Now what's important about the statement is that it doesn't say don't get involved in an air war or a sea war with Asian countries.
It says, don't get involved in the land war in Asia.
And I think that the distinction is something that was important for him.
He was willing to build up the Navy and the Air Force, but he was unwilling and remained to his last day as Secretary of Defense, absolutely unwilling to deploy more troops to Iraq or to Afghanistan and unwilling to do anything except get us out of there, which, and I think his instincts on that were absolutely right.
Yeah, I mean, all the good journalism says he opposed the war in Libya, but Obama sided with Hillary and did it anyway.
And you say in here that when he gave that famous quote that, you know, any president who wants to do this again or anybody advising a president to put a land war, you know, put soldiers on the ground in the Middle East needs to have their head examined, that the Army guys, this is why, this is the thing I was thinking of that reminded me of Catch 22 the most, where the Army guys are so upset over this that they basically go into a panic over this.
And then it seems like, you know, like in Nick Turse's journalism, they really decided, well, fine, if we don't have much of a role, well, you say in here they invented this hybrid doctrine where they're going to be the Marines now, but mostly it seems like they want to pivot to Africa and there's, you know, 50 something countries they can invade and train up armies to fight each other and take sides in and this kind of thing unending, right?
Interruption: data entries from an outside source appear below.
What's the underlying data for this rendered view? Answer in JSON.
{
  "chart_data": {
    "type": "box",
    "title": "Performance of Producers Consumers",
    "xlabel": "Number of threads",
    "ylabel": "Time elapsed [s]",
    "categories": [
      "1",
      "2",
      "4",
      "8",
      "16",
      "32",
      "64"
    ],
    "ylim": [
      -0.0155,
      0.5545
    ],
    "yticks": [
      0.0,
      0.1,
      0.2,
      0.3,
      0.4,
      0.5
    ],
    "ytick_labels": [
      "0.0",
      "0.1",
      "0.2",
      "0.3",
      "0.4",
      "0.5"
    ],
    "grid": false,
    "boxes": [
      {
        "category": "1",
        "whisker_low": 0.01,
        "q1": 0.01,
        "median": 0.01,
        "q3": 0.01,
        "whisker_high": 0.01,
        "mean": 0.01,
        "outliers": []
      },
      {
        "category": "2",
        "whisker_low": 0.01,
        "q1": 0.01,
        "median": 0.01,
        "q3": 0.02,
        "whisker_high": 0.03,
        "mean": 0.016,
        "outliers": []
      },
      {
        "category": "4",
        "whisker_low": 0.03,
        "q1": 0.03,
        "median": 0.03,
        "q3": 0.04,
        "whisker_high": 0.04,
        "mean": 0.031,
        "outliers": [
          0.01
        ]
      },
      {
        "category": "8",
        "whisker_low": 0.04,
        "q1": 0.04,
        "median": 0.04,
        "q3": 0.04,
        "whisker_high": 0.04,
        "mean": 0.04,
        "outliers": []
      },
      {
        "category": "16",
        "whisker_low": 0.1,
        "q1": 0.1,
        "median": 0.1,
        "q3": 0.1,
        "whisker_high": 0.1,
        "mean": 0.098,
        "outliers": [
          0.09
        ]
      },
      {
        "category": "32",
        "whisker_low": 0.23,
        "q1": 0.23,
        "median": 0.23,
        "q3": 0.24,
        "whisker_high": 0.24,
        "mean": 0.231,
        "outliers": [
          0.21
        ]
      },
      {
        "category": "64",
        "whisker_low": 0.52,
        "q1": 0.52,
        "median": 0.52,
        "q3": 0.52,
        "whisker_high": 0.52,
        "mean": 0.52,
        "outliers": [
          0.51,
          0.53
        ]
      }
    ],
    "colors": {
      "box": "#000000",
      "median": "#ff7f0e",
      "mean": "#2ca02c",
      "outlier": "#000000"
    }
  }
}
Well, they have 570,000 troops three years ago to pivot with, and now they have 450,000 or 420,000 to pivot with.
It's easy for them to talk about how they need to pivot to here or there or somewhere else, but you can't do it without an army.
And we're at the lowest levels, deployment levels that we've had now in the last two decades.
So, you know, they can talk about pivoting to Africa all they want, but there's not much to pivot with.
That's not true for the Air Force and the Navy.
We run, we keep the sea lanes open.
The U.S., there's just no competition for the U.S. Navy and there's no competition for the U.S. Air Force.
We could defeat the Egyptian Air Force before breakfast and we could defeat the Chinese Air Force in about three days.
So this isn't really a controversy unless you're in the army and you're looking at troop levels and you're looking at parts of the budget pie.
That's what they're really worried about is the cutback to their money that they're getting from the Pentagon for their programs.
And to do that, they have to argue that there might be real problems in Africa or there are other problems in Iraq and Afghanistan.
But the American people, and certainly this was true for Bob Gates, they just don't buy it.
Yeah, well, they shouldn't.
All right.
Well, thanks very much for your time.
It's a fascinating portrayal of life inside the officer corps up there in the Pentagon and the incentive structures that they work under and all the rest of it.
It's really something to behold.
So thanks very much for writing it and coming on the show.
Talk about Mark.
Always my pleasure, Scott.
Thank you.
Great.
Appreciate it.
All right.
That's Mark Perry.
He lives in Arlington and writes for all different places, foreign policy.
Al Jazeera.
Here he is at Politico magazine, the Pentagon's fight over fighting China.
And his book is Four Stars, the inside story of the 40 year battle between the Joint Chiefs of Staff and America's civilian leaders.